Vanity Fair’s Richard Lawson nicely articulates why Luhrmann’s “Elvis” may represent a particularly wasted opportunity for an important critical reassessment based upon a thorough historical review.  

“Maybe the calculation was that everyone knows everything about Elvis already, which certainly might have been true 30 years ago,” Lawson writes in his review of the film. “Nowadays, however, his iconic status might need more arguing.” 

But Baz Luhrmann is only half of the problem. The other half is the misreporting, faulty memories and/or haphazard research of the journalists and critics writing about “Elvis.” 

Not to name and shame, but take a look at the words of some of the entertainment press’s finest critics. 

“…Elvis remained a fixture of the International Hotel in Las Vegas from 1969 to 1976, performing show after sold-out show until just a year before his death,” reads one. “Keeping Presley tied to Vegas was just one of the many machinations of his ruthlessly exploitative manager…” 

That doesn’t match this account of that period of Elvis’s career, courtesy of the easily researched Elvis History Blog. 

“There was a dark side, though, to Elvis’s addiction to live audiences. In 1976, at the age of 41, he worked tirelessly on the road — 122 concerts in 74 cities.” Not exactly tied down to one. And then, “in the first six months of 1977, he kept up the tempo with 54 shows in 49 cities. That frenetic pace fueled his drug habit and certainly contributed to his early death.” 

Since the movie appears to have followed the popular mythology of Presley’s longtime manager, Col. Tom Parker as half gargoyle, half Rasputin, all evil, it’s little surprise that the critical community feels sanctioned to dismiss Parker as “a self-serving con man who monopolized the star’s artistic and personal freedom,” as one top critic summarized. 

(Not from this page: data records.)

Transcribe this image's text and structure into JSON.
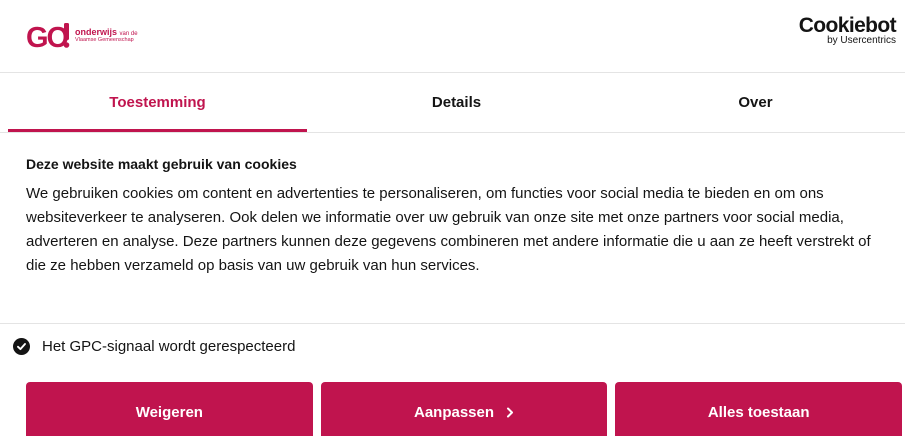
{
  "brand": {
    "logo_line1": "onderwijs",
    "logo_line1_suffix": "van de",
    "logo_line2": "Vlaamse Gemeenschap",
    "accent_color": "#c0144e"
  },
  "provider": {
    "name": "Cookiebot",
    "byline": "by Usercentrics"
  },
  "tabs": [
    {
      "label": "Toestemming",
      "active": true
    },
    {
      "label": "Details",
      "active": false
    },
    {
      "label": "Over",
      "active": false
    }
  ],
  "consent": {
    "heading": "Deze website maakt gebruik van cookies",
    "body": "We gebruiken cookies om content en advertenties te personaliseren, om functies voor social media te bieden en om ons websiteverkeer te analyseren. Ook delen we informatie over uw gebruik van onze site met onze partners voor social media, adverteren en analyse. Deze partners kunnen deze gegevens combineren met andere informatie die u aan ze heeft verstrekt of die ze hebben verzameld op basis van uw gebruik van hun services."
  },
  "gpc": {
    "label": "Het GPC-signaal wordt gerespecteerd",
    "icon": "check-circle-icon"
  },
  "buttons": {
    "deny": "Weigeren",
    "customize": "Aanpassen",
    "allow_all": "Alles toestaan"
  }
}
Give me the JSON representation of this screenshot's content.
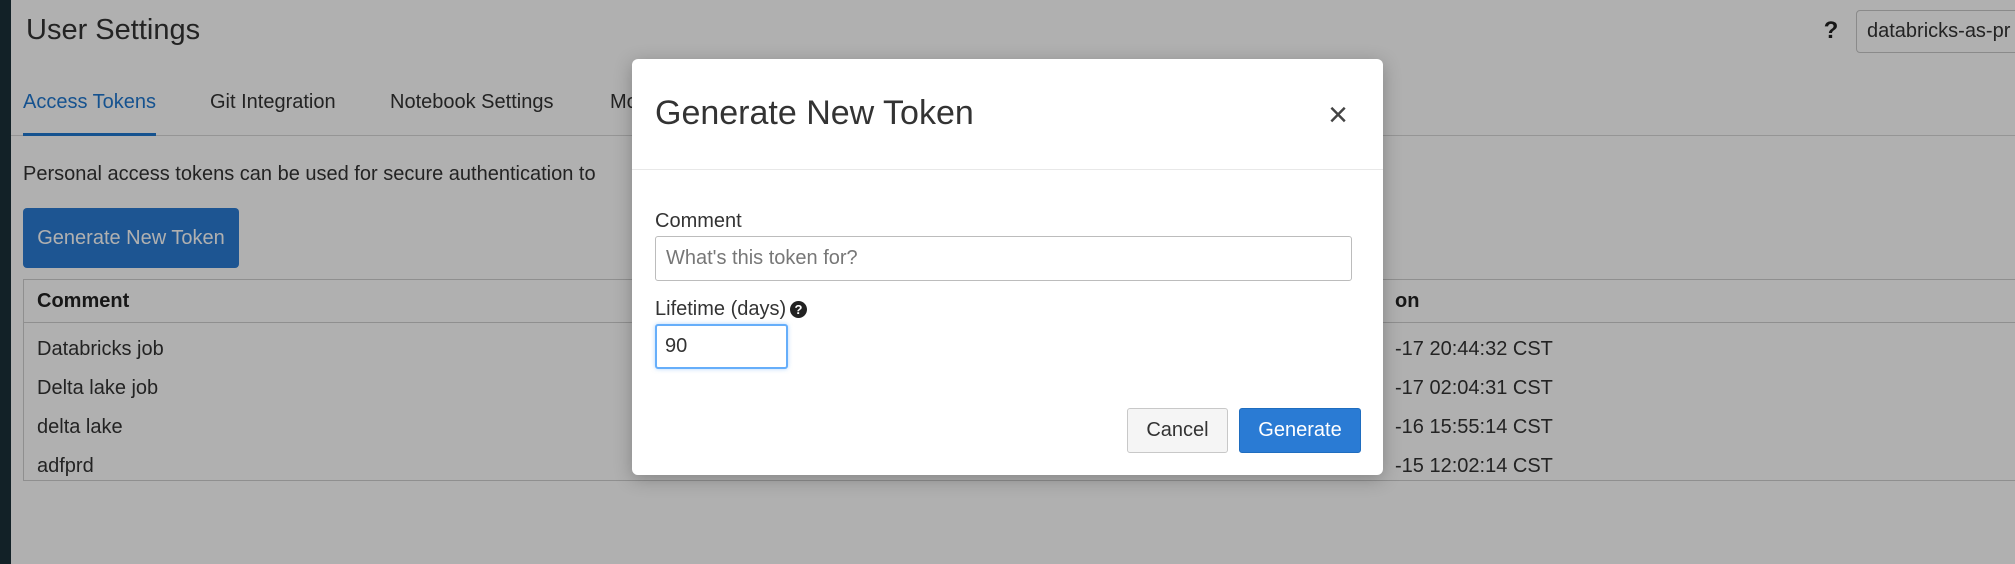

No less an expert than acclaimed Elvis biographer Peter Guralnick applies nuance missing from most reviews:  

Presley’s ‘totemic belief in the Colonel’ was cemented while he was in the Army, when his greatest fear was that time and distance would crash his career and destroy his popularity. Parker, the canny manager-merchandiser, promised that wouldn’t happen and his tireless efforts to keep Presley’s name before the American public as both a box-office star and recording artist convinced the singer that they were an unbeatable team.” 

Another critic exalts “Elvis” for its depiction of Elvis as Victim, “a portrait of a serious man trapped in an unserious life.” 

Maybe. 

Lost in the critical rush to crush the Colonel is something Waylon Jennings, in his autobiography “Waylon,” wrote about the Elvis he knew. As in actually knew. 

“He had not progressed very much from when he was 18; he was still like a little boy, in so many ways. All he did was play, like a kid, and sing… A lot of people like to say he was secretly sad, but I don’t believe that. If anything, I don’t believe that he was deep enough inside. He was having fun until the last minute. He loved being Elvis, the mystique of bodyguards, and girls screaming, and being adored.” 

If there’s any lesson in this year’s Baz-relief portrait of Tupelo’s Finest, and in the myriad murky historical revisitations to his legacy, it’s that major cultural figures can withstand everything time (and Sydney) throws at them.  

And perhaps the misreadings and mangled historical accounts only add to our appreciation of Elvis as the malleable mystical musical hero who, like Krishna, takes on the qualities of a Supreme Personality. 

In any event, Elvis is still worth knowing more about, especially the history as opposed to the hysteria, because his art is still worth listening to, and will be until the last Elvis impersonator hangs up his white sequined jumpsuit.